Kristof's ugly smear. New York Times columnist Nicholas Kristof today charges that "liberal Web sites" are raising the possibility that Minnesota senator Paul Wellstone -- killed in a plane crash a week and a half ago -- was the victim of an assassination by his political enemies on the right. "The White House team that executed Vincent Foster must have struck again," Kristof sneers. His so-called point is that liberals are reacting to George W. Bush and the Republican Party with the same demented paranoia that marked conservatives' stance toward Bill Clinton and the Democrats.
Kristof's use of the word "liberal" suggests that mainstream Democrats are calling for an investigation into whether Bushies planted themselves on Minnesota's equivalent of the grassy knoll and shot down Wellstone's plane. But he offers no evidence in trying to make the case for moral equivalence.

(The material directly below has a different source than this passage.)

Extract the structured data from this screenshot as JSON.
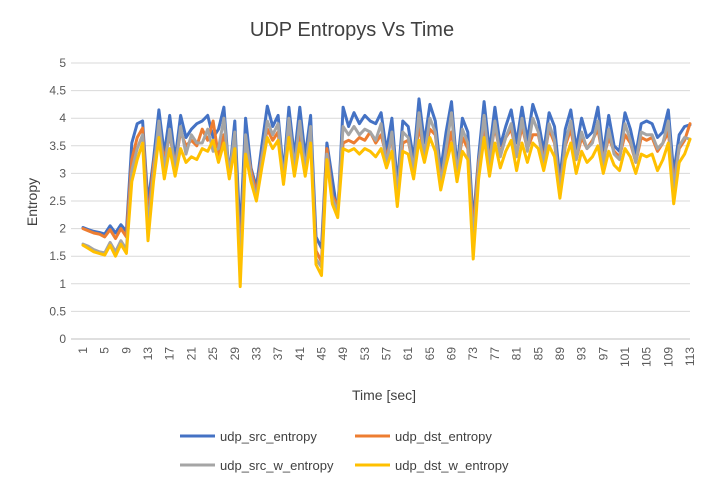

Cartoonist Ted Rall -- who's way to the left of liberal -- recently wrote a piece claiming that "some Democrats and progressive Americans" are raising questions about the Wellstone tragedy. But, like Kristof, Rall names no names, and in the end he concludes that the conspiracy theory is highly unlikely. There's also some chatter on the websites of the Independent Media Centers, which, frankly, are way to the left of Rall. Conservative commentator Andrew Sullivan, writing in Salon.com, had to strain to find another nutty conspiracy theorist, a Dr. Michael I. Niman of Buffalo State College. And even Niman ends up admitting that Wellstone's death was probably just an accident.
It's not that no one is raising questions about Wellstone's death. It is, after all, not difficult to find websites that raise questions about whether the earth is round, or if people really did land on the moon. But Kristof's tone suggests that I should be able to read the latest on the Wellstone conspiracy at the website of, say, the Democratic National Committee. Please. When Clinton aide Vince Foster committed suicide, no fewer than two special prosecutors were ordered by congressional Republicans to look specifically into the question of whether the White House had him assassinated. Even the sex-crazed Ken Starr concluded that was ridiculous. As Times columnist Bill Keller pointed out on Saturday, Republican congressman Dan Burton of Indiana, a member of the House leadership team, once went so far as to shoot bullets into a watermelon in a twisted attempt to prove his Foster-was-murdered theory. (Presumably Burton would have used a cocoanut if he believed Foster had really killed himself.) Where are the Democrats calling for an investigation into the Wellstone "assassination"? The answer is that there aren't any.
Conservative paranoia during the Clinton years reached the highest levels of the Republican Party. By contrast, Kristof offers no evidence that anyone other than a few people on the far left believe the Bush White House had anything to do with Wellstone's tragic death. Kristof's charge amounts to a smear against Democrats and liberals, unsupported by facts.